Roundup – 02/03/2019 – Legal Monitor of QuadrigaCX: Here are QuadrigaCX’s Empty Cold Wallets & more

Legal Monitor of QuadrigaCX: Here are QuadrigaCX’s Empty Cold Wallets

The legally appointed monitor of QuadrigaCX, Ernst and Young, could finally provide the blockchain addresses of the exchange. All of these wallets are empty. Except for $400,000 that a user sent to one of the addresses accidentally. This means that funds amounting to about $100 million are still missing. Independent researchers identified the addresses earlier this month. Now Ernst and Young has confirmed these addresses as QuadrigaCX’s addresses. Ernst and Young indicated in their report released on Friday that the exchange had opened accounts on at least 14 different crypto exchanges.

Circle Partners With Security Firm to Monitor Market Against Fraud

Circle has partnered with the financial crime management company NICE Actimize. The company provides a service that monitors market activity and, according to their own description, is able to identify insider trading, layering and pump and dump schemes. This gives Circle the ability to obstruct or even prevent such malicious trading activity. The step by Circle follows a wave of criticism that targets all major crypto exchanges for years now. The critics claim that exchanges stand aside while scammers target their customers that have little to none experience in investing.

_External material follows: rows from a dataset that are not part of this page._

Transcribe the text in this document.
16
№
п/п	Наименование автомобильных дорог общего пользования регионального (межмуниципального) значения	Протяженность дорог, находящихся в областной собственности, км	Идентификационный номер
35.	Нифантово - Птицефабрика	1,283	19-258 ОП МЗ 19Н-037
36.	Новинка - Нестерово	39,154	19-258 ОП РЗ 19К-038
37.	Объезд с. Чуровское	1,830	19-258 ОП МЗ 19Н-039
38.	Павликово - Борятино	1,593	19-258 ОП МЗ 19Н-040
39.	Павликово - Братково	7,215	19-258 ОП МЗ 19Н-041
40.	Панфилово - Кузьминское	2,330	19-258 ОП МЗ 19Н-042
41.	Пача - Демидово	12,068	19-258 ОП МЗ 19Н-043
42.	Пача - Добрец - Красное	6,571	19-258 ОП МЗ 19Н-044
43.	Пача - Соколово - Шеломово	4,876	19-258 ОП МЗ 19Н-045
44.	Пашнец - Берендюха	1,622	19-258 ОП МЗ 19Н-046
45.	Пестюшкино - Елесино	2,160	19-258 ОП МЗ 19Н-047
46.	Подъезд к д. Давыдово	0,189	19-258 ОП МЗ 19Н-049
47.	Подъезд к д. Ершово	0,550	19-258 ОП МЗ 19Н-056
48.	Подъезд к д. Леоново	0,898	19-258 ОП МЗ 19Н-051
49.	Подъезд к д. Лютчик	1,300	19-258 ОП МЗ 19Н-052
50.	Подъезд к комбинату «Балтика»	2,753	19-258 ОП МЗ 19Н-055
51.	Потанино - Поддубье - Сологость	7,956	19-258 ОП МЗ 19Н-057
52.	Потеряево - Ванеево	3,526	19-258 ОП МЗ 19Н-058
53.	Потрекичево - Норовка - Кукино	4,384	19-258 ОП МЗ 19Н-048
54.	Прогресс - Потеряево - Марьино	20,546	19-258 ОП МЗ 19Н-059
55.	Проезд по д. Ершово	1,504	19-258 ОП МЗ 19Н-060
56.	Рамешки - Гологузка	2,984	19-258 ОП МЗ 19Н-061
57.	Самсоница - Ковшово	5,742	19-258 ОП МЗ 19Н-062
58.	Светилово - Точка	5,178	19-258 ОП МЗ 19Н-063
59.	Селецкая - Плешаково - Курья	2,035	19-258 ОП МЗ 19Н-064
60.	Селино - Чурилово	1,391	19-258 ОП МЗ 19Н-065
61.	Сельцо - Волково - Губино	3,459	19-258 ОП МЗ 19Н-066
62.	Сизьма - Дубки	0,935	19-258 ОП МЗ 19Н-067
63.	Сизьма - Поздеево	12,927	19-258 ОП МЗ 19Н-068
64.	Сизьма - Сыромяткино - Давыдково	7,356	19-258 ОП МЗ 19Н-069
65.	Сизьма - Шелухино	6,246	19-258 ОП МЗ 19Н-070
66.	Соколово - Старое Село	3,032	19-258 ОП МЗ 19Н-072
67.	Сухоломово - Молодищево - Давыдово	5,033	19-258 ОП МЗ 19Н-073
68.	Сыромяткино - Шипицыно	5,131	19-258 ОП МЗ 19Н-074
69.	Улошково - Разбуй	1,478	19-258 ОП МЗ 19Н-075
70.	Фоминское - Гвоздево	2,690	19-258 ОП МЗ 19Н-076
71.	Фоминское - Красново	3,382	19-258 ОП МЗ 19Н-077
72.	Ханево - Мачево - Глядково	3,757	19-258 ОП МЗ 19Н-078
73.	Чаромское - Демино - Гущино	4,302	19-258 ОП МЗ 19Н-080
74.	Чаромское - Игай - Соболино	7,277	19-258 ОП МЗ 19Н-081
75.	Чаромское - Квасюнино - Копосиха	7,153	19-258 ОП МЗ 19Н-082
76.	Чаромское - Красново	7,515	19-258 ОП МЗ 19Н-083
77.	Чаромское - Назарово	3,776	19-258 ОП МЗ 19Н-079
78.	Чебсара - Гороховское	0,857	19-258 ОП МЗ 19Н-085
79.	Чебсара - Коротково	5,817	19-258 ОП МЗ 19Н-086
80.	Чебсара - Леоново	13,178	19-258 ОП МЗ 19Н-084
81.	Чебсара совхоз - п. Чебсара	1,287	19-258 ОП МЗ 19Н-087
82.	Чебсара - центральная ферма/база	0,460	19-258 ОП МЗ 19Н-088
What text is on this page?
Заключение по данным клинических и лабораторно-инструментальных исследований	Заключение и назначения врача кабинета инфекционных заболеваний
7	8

Saudi Arabian ATM Manufacturer Will Produce Biometric Blockchain ATMs

The ATM producer Alhamrani Universal has partnered with ShoCard. A company that provides a blockchain based identity authentication service. Instead of identifying a person via numbers, pseudonyms etc. the ATM will allow its customers to withdraw money via a biometric scan. Addressing privacy concerns in their official press release, the company states that most ATMs have a camera installed already. The blockchain serves to purposes according to Armin Ebrahimi, the CEO and founder of ShoCard: “To protect individuals’ identity while confirming the information that banks need to verify that a withdrawal is legitimate.”